Announcement

Collapse
No announcement yet.

Bcachefs Linux File-System Benchmarks vs. Btrfs, EXT4, F2FS, XFS

Collapse
X
 
  • Filter
  • Time
  • Show
Clear All
new posts

  • #31
    Originally posted by jacob View Post

    AFAIK RAID1 has been production quality for many years and has been tested in similar scenarios countless times. Your problem has probably some deeper cause that may or may not be related to BTRFS.
    My problem was caused by a hard shutdown. But the inability to fix it was completely caused by bugs in btrfs-progs v4.14. Problems that were fixed a long time ago keep getting broken again, whenever they try to fix another problem. If you talk with the developers, this is ridiculously common. The main cause of these frequent breaks is that the architecture of btrfs is a horrible mess.

    The bug I experienced is actually known by the developers and is being worked on since at least January, and still not fixed as of 4.16.1.

    If you're not convinced, head over to [email protected] and ask the developers themselves how long it has been since someone reported a btrfs raid-1 error resulting in a corrupted, unrecoverable and unmountable file system. I bet the answer will be less than one week, if not one day.

    Comment


    • #32
      Originally posted by PuckPoltergeist View Post
      If you have a crash between 1. and 3. your data is lost. It doesn't matter, if you add any checksums. You can add them for detecting data corruptions, but writeout still suffer the same problem. A different problem, that checksums won't solve.
      You're missing the point. I'm not talking about data loss. If there is a crash before a commit, you WILL lose data, with or without COW and with or without checksum. Checksums have nothing to do with that.

      The way COW relates to checksums is in the fact that writing the data and writing the checksum are two distinct disk operations. You can't do them indivisibly at the same time. Which means that there can be a crash between the two. With COW, that doesn't matter, because you will lose the possibly messed up new data and the possibly messed up new checksum, but what remains available after reboot is the old data AND the old checksum, which are guaranteed to be mutually consistent.

      Without COW, you write the new data, at which point the old data are no longer available, and the disk thus contains new data and the old checksum, which is now inconsistent. If everything goes well, you can then write the new checksum and all is fine. If you have a crash, you reboot in a state where the disk contains a checksum that doesn't match the current state of the data and there is no way to recover reliably from there, other than HOPING that the current data are in fact correct (which may be the case, or not) and recalculating the new checksum from there.

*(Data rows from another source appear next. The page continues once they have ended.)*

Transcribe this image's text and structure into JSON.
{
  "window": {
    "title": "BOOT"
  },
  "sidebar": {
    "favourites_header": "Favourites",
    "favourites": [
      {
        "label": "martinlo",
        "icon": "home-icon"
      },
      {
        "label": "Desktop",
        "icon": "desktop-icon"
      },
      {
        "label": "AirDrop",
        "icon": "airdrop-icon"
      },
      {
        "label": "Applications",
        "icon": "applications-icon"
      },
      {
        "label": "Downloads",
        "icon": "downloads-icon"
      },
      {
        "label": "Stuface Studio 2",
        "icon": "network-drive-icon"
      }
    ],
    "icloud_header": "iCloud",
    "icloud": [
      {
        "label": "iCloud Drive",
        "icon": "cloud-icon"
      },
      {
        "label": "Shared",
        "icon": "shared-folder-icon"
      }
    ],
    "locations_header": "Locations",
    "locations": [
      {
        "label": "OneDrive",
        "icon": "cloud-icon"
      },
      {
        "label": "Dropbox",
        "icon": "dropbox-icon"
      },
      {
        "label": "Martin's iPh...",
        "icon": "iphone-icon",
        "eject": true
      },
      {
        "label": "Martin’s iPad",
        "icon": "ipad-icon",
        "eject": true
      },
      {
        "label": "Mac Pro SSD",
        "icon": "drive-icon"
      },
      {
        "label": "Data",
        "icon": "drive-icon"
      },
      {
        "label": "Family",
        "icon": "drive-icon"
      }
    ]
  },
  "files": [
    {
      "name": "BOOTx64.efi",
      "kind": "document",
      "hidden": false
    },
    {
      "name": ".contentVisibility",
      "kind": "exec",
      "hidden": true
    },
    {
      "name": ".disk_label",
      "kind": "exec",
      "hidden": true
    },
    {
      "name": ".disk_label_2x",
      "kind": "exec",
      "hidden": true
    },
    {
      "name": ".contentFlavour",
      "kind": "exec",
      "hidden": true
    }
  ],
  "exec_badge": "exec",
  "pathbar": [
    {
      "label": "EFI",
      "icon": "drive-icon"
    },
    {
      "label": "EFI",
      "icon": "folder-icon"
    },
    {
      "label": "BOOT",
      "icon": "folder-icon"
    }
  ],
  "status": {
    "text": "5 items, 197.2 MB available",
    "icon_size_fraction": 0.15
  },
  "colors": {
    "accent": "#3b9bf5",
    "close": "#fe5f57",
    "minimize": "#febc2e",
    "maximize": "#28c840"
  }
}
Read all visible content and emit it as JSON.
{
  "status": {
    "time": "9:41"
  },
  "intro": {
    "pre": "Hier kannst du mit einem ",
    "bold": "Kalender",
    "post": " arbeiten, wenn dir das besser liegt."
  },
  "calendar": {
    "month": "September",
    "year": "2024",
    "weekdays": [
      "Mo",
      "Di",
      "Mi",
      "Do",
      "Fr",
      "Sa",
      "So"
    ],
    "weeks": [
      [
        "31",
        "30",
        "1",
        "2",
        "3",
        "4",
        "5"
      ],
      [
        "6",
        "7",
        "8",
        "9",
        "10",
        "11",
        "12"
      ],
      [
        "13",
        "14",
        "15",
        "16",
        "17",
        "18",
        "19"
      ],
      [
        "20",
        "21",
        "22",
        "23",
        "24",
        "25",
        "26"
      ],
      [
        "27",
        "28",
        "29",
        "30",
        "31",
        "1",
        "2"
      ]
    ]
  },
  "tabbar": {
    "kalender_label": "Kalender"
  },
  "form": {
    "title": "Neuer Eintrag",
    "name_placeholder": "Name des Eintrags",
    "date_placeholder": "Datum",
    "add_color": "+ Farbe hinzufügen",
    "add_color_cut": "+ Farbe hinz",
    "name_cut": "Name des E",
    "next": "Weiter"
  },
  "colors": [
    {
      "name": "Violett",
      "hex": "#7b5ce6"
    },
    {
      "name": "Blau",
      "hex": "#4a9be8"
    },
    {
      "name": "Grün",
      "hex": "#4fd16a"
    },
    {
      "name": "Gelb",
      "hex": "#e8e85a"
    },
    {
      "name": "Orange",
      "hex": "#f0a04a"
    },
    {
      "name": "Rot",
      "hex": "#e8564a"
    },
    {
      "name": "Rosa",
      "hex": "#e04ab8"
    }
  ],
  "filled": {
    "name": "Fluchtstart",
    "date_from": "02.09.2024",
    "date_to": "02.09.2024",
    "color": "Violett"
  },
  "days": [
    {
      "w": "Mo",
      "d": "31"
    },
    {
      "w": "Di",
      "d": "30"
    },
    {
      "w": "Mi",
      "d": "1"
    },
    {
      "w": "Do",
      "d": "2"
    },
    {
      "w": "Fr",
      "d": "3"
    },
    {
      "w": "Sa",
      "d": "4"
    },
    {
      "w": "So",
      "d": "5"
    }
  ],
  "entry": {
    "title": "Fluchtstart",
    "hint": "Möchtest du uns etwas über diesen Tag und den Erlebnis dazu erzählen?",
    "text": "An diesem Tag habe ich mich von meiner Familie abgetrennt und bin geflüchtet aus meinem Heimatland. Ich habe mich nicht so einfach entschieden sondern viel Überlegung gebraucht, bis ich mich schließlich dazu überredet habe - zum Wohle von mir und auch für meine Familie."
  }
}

      Originally posted by PuckPoltergeist View Post
      It does. The data doesn't change with writeout and the checksum is calculated over the data in RAM. So it doesn't matter, if it is calculated before or after writeout.
      Once again, you can't do that except in the most trivial cases. For one thing, you generally don't have all the data available at the moment you create a new journal transaction, so you can't just precalculate the checksum "over the data in RAM". Secondly, imagine a situation where you have an extent AAAAAAAAAAAAAA, with a valid checksum, and you want to write an extent BBBBBB that overlaps with it. In practice that means splitting the original extent into three, resulting in AAAAAABBBBBBAAAA. Now you need to create and write a new checksum for the first chunk of A's, calculate and write the checksum for BBBBBB (which, let me repeat, you generally can't do in advance when you write the journal header), and then create and write a new checksum for the second chunk of A's. This must all be done transactionally for the reasons above, and the only way to do this is using COW.

      Comment


      • #33
        Originally posted by AndyChow View Post
        By now, it's evident that BTRFS is badly designed. Bcachefs might not have all the features, but they are building them slowly, in a sane way, once the basics have been mastered and work. With BTRFS, everything was thrown together, and it doesn't work. A couple of weeks ago, a pcie hardware failure caused my system to require a hard reboot. My raid-1 btrfs had the last leaf on the most recent tree corrupted. There was absolutely no way to repair it. The only thing I could do was dump the files in another array, and destroy and fe-format the btrfs array. All attempts to recover and all commands were done by a btrfs developer.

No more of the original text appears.